JOGJA - Gubernur Akademi Angkatan Udara (AAU) Marsekal Muda TNI Wayan Superman berpamitan ke Gubernur DIY Hamengku Buwono (HB) X karena telah mendapat amanat baru.
Wayan, yang perwira tinggi TNI-AU ini sejak 2 Oktober 2023 lalu, telah mendapat amanat baru sebagai Asisten Perencanaan dan Anggaran Kepala Staf TNI Angkatan Udara (Asrena Kasau).
Dengan berakhirnya ketugasannya di Jogja sebagai Gubernur AAU, dia merasa memiliki kewajiban untuk berpamitan dengan HB X.
“Saya harus menghadap Ngarsa Dalem karena beliau sudah banyak memberikan bimbingan kepada kami, khususnya di AAU. Dan kami juga harus segera meninggalkan Jogja karena dapat perintah untuk tugas yang baru,” katanya di Kompleks Kepatihan Jogjakarta kemarin (23/10).

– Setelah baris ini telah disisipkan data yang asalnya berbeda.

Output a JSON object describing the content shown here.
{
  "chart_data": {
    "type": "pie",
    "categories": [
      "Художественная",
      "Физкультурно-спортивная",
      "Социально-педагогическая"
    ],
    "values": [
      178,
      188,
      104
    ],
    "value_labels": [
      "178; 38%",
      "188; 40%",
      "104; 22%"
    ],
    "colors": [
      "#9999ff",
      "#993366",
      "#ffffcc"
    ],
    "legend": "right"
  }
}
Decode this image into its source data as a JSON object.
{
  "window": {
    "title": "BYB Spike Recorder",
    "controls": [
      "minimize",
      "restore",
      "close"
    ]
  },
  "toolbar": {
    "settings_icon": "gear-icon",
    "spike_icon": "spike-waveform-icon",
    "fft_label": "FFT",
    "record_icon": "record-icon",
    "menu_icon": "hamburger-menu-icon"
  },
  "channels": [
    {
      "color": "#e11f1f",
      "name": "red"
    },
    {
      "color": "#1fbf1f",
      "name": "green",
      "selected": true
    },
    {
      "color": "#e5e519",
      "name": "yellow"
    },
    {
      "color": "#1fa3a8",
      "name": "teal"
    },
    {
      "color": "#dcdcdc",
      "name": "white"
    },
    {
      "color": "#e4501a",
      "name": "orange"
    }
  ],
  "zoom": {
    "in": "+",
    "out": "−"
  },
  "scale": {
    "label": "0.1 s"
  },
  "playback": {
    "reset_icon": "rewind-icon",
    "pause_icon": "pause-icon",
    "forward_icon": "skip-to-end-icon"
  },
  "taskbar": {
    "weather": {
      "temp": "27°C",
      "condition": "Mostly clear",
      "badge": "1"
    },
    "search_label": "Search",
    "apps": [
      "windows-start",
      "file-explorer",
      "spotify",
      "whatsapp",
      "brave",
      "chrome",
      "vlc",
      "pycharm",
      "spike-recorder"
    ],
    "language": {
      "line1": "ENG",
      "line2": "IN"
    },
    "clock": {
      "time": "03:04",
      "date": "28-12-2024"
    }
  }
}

Wayan menjelaskan, selama bertugas di DIY telah merasakan hal yang luar biasa. Meski memang terbilang singkat waktu tugas di DIY yakni sekitar lima bulan saja. Namun, dia bersyukur mendapat dukungan dan perlakuan yang baik dari pihak Pemprov DIY.
Terlebih, terkesan dengan Malioboro. Sebab, selama ini selalu diberikan izin untuk melakukan kirab setiap tahunnya. Sehingga, pihaknya bisa memperkenalkan taruna yang baru maupun ajang berpamitan menjadi perwira.
“Setiap tahunnya kami diberikan izin untuk menggunakan Malioboro, ikon Jogja untuk adik-adik yang baru maupun mau yang dilepas untuk melakukan kirab. Jadi, kami bisa memperkenalkan adik-adik taruna yang baru dan jadi ajang pamitnya adik-adik yang sudah akan menjadi perwira kepada warga Jogja. Karena kami, ya, milik Jogja. AAU adalah milik Jogja,” ujarnya.
Gubernur DIY Hamengku Buwono X pun menyampaikan selamat atas tugas baru Wayan di tempat yang baru. Raja Keraton Jogja itu berharap Wayan bisa melaksanakan ketugasannya dengan baik di manapun nantinya ditempatkan.
“Kami tentu menyampaikan selamat karena mau pindah, bagaimanapun tetap harus bisa melaksanakan ketugasan dengan baik. Dan sebagainya harapan saya tentu semoga sukses selalu,” katanya.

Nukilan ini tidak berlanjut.